Please see Figure 1 for the corresponding graph to the experimental results found after conducting the above-mentioned tests.

Therefore, the quality of the product made using the present invention was established as exceptionally desirable.

The foregoing description of the invention has been set merely to illustrate the invention and is not intended to be limiting. Since modifications of the disclosed embodiments incorporating the spirit and substance of the invention may occur to a person skilled in the art, the invention should be construed to include everything within the scope of the disclosure.
,CLAIMS:

[Claim 1.] A process for making (R)-(-)-3-(carbamoylmethyl)-5-methyl hexanoic acid comprising the following steps:
i. Adding 4-isobutylpiperidine-2,6-dione (1) to a buffer forming a primary reagent mix;
ii. Adding to the primary reagent mix, an enzyme;
iii. Reacting the reagents to form a reaction mass;
iv. Adding a base to maintain the pH between 6.5-8.5pH throughout the reaction process;
v. Filtering the reaction mass to remove enzyme as solid mass from the filtrate;
vi. Performing solvent extraction to extract the filtrate;
vii. Adjusting the reaction mass pH to acidic by isolating the optically active (R)-(-)-3-(Carbamoylmethyl)- 5-methylhexanoic acid (2)
[Claim 2] The process as claimed in claim 1 wherein the enzyme is a hydrolase enzyme
[Claim 3] The process as claimed in claim 1 wherein the enzyme is added to the reagent mix along with a buffer in the presence of a base forming a final reagent mix
[Claim 4] The process as claimed in claim 1 wherein the solvent extraction is performed by a solvent being ethyl acetate, chloroform, methylenechloride, toluene or methyl-t-butyl ether and wherein the filtrate is Neutralized using hydrochloric acid or the like

[Claim 5] The process as claimed in claim 1 wherein the buffer having an 8 pH is selected from ammonium phosphate buffer or potassium phosphate buffer or mixtures thereof

[Claim 6] The process as claimed in claim 1 wherein the base is 3 M potassium hydroxide solution or such other industrially acceptable base and wherein the base maintains a reaction pH of 6.5 - 8.5ph, preferably 8pH.

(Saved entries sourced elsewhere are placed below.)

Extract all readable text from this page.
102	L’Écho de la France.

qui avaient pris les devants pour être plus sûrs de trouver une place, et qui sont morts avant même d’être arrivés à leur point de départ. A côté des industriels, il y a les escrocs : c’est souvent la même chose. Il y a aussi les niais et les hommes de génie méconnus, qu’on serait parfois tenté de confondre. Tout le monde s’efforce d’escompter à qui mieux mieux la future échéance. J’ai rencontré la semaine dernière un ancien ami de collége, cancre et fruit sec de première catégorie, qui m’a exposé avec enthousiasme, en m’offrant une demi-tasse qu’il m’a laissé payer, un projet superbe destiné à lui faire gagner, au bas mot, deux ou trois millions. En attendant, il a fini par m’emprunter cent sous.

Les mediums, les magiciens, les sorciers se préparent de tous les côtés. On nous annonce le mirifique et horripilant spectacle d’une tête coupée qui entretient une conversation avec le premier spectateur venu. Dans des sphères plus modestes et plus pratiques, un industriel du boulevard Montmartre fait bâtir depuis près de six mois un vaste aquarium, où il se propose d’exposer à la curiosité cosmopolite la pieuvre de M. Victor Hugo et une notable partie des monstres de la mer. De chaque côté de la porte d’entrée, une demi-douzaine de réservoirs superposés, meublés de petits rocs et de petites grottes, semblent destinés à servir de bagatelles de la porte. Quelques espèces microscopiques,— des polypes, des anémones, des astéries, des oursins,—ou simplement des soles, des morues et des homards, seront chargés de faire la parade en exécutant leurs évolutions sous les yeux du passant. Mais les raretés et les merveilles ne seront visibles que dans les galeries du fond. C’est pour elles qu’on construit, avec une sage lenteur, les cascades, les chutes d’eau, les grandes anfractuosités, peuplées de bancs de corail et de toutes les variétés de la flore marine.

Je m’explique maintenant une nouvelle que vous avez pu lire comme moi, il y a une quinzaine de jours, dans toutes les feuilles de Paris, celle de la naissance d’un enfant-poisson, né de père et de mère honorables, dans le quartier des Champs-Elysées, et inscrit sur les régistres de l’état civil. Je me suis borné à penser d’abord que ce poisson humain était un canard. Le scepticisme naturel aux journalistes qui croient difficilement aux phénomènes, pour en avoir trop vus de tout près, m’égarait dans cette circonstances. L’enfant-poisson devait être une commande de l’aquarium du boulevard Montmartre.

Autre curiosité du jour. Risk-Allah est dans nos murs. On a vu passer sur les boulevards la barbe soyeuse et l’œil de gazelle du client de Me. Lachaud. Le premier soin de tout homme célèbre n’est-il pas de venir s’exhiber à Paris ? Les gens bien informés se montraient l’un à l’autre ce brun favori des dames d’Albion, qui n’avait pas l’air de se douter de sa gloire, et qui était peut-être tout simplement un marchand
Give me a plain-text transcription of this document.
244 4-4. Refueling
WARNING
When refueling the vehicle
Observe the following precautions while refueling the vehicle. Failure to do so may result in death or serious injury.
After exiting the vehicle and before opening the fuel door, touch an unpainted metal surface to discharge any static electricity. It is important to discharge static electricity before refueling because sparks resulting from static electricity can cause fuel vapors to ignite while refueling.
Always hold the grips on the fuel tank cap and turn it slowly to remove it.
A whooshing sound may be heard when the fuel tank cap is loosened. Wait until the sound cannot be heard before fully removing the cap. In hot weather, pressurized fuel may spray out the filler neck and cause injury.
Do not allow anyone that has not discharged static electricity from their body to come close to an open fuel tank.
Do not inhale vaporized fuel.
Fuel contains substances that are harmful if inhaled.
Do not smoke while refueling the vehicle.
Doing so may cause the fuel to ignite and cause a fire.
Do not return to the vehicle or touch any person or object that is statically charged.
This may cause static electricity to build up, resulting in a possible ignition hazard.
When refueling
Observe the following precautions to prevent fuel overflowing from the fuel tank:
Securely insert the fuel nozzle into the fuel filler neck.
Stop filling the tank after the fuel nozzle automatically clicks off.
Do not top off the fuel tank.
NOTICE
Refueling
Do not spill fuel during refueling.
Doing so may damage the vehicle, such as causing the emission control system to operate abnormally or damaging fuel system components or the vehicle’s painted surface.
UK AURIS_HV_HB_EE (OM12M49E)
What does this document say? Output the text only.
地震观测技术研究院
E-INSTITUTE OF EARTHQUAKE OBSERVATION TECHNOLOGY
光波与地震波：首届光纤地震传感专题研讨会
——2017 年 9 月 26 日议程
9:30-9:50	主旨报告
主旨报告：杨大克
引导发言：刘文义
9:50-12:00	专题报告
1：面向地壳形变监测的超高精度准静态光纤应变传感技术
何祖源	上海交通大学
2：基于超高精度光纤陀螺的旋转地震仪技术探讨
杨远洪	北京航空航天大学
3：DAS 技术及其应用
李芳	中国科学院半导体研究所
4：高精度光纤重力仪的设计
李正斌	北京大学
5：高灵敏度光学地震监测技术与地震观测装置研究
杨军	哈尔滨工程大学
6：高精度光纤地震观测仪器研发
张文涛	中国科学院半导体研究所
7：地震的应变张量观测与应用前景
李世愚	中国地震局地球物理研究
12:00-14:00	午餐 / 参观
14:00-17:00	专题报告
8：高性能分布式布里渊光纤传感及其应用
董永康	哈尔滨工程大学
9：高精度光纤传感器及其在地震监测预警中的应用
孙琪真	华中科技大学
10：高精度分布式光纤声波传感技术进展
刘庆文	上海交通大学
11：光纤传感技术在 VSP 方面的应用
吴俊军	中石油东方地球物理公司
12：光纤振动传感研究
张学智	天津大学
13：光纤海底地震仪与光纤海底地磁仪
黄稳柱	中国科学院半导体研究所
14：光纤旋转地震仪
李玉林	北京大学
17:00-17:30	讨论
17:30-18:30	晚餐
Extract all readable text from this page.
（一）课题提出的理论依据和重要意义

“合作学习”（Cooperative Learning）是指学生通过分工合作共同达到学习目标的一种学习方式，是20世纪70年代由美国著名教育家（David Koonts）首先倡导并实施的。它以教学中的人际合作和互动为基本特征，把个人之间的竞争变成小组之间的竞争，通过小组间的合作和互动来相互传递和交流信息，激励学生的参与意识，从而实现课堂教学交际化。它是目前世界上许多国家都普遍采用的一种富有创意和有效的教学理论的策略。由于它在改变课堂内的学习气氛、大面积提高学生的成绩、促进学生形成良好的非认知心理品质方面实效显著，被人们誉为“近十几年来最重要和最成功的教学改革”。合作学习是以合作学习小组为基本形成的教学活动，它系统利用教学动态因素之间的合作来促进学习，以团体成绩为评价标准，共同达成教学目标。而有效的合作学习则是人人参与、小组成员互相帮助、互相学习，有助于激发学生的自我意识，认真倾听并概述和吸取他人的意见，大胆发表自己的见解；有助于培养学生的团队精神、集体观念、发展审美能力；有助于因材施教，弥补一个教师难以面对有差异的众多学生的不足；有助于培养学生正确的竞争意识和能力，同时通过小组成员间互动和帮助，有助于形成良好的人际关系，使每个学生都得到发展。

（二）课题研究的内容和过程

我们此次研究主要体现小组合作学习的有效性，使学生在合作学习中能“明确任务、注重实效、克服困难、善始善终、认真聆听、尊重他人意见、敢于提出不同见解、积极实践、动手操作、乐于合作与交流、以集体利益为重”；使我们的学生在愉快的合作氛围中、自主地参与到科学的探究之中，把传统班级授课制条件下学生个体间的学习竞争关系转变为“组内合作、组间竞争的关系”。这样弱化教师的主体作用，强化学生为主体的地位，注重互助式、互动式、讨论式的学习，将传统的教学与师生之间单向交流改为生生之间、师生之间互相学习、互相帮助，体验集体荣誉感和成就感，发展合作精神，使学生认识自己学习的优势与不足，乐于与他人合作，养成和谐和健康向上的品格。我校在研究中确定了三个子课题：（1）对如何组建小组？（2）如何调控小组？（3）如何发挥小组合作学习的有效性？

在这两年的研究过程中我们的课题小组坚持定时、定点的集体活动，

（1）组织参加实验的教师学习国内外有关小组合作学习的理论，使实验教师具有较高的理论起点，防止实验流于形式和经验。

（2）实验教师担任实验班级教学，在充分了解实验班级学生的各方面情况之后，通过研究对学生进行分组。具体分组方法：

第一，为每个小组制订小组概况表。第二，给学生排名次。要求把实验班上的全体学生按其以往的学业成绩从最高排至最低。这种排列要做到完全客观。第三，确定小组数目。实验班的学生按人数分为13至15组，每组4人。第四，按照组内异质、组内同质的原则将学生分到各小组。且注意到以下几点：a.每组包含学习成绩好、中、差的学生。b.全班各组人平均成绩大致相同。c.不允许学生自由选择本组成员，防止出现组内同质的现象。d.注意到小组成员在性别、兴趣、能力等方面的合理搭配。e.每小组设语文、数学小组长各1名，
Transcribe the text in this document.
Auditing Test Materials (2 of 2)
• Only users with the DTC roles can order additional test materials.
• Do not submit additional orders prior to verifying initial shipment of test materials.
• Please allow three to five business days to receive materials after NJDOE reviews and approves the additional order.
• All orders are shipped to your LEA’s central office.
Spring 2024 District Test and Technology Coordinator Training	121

[Claim 7] The process as claimed in claim 1 whereinthe process produces >89% yield of (R)-(-)-3-(carbamoylmethyl)-5-methyl hexanoic acid having optical purity >99%.
[Claim 8] The process as claimed in claim 1 wherein the reaction is carried out over a period of 24 hours – 120 hours, at a pH of 6.5-8.5, at a temperature range of 25?C-45?C,with continuous stirring
[Claim 9] The process as claimed in claim 1 wherein the process further includes:
i. Separating (R)-(-)-3-(Carbamoylmethyl)-5-methylhexanoic acid (2) as the precipitate, by filtering or by other industrially acceptable methods;
ii. Washing the precipitate with chilled water resulting in a wet cake; and
iii. Drying the wet cake under vacuum producing the desired product.

[Claim 10] The process as claimed in claim 1 wherein the process includes Isolating (R)-(-)-3-(Carbamoylmethyl)- 5-methylhexanoic acid (2) at an acidic pH range of 5pH-2pH, preferably 2 pH and wherein such acidic pH is achieved by employing hydrochloric acid, alternatively by sulfuric acid or a mixture thereof.